我轉過頭,透過打開的窗戶看到寧夏爾已不顧守門人的阻攔跑出了學校。我飛也似的沖下了樓,心想,寧夏爾,你可千萬不要出事啊。
當我跑出校門時,寧夏爾早已不見了蹤影,望著川流不息的車輛,我紅著眼睛無助地望著這個世界。或許這種情形在別人眼中并不夸張,但我不同,因為就在剛才,我突然想起我走入湖中的原因了。
想到這里,我的雙腳帶著我因慌張而無力的身體朝湖邊走去。
6
寧夏爾的身體已經有很大一截被湖水覆蓋了,溫婉的湖水一下下拍打著她瘦弱的身體,好像拍打在我身上一樣。
我也跟著她向湖心走去,向著那永無止境的深淵快步走去。我聽到寧夏爾在自言自語:“憑什么看不起我,憐憫我很有意思嗎?”她太投入了,沒有發現我就站在她的身后,近在咫尺。
做好準備后,我突然伸出手緊緊地拽住了她的手腕,說:“寧夏爾,如果自尊心讓你連什么是憐憫什么是幫助都分不清,那就別再要它了。”
寧夏爾顯然沒有預料到我會突然出現在她身后說出這樣的話,轉過身呆呆地望著我,只剩眼淚撲簌簌地往下落。
“寧夏爾,如果我是你,我會收下那些錢,好好地活下去,以后再還回去。”我認真地看著她的眼睛說。
“你看,我遵守了我們的約定,沒有帶走任何人,所以你也要遵守你剛剛的話,好好地活下去。”穿白袍的男人突然出現在了我的身后,我猛地一驚。
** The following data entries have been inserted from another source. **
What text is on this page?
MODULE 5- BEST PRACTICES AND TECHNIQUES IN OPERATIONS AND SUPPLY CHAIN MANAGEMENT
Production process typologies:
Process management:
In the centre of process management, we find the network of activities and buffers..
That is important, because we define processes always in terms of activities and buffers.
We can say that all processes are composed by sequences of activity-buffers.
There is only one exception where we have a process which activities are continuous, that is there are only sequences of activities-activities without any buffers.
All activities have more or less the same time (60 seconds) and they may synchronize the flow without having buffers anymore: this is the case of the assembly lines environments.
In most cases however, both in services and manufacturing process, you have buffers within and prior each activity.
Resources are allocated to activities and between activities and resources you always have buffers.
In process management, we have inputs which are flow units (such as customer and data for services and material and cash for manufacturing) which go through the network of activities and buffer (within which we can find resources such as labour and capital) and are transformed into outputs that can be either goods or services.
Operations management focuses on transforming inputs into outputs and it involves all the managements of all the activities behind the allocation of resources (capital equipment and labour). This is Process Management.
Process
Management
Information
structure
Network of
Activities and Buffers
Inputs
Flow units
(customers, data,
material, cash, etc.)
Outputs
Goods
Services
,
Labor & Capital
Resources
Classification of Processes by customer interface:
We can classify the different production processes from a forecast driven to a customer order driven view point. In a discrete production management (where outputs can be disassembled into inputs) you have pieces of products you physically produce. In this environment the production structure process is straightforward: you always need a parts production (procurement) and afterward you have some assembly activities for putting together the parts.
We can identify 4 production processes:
“夏爾,你醒了?”熟悉的聲音帶著驚喜的語氣和一種如釋重負的喘息。
“爸爸?”我混沌的思維旋轉了一秒,終于回過了神。
我像是做了一場漫長的夢。我輕輕地睜開眼睛,看到爸爸淚流滿面的樣子。
“傻孩子,再也不要干這種事了啊。”爸爸的聲音顫抖著,“幸虧有人路過湖邊。”
7
很多人都說我懂事了,我開始笑著接受別人的好意,爸爸也不再像以前那樣死死地扣著可以留給媽媽治病的錢了。
而我也多出了一個習慣,每每在天黑后走到街頭,都會輕輕地叫一聲“寧夏爾”,像是在呼喚曾經的自己,又像是在告訴自己哪里是前進的方向。
想要輕生的人和他周圍的人都能看到夢的彩色顆粒,所以,喚這個名字還有另一個目的——我還不知道那個穿白色長袍的男人是誰,當初我和他約定,如果我每天撿來一袋夢的彩色顆粒,他便再也不帶走任何一個輕生的生命。
我不知道他的名字,只能呼喚著自己,讓他知道我在這里。
如果能再遇見他,我想我會叫他一聲爸爸。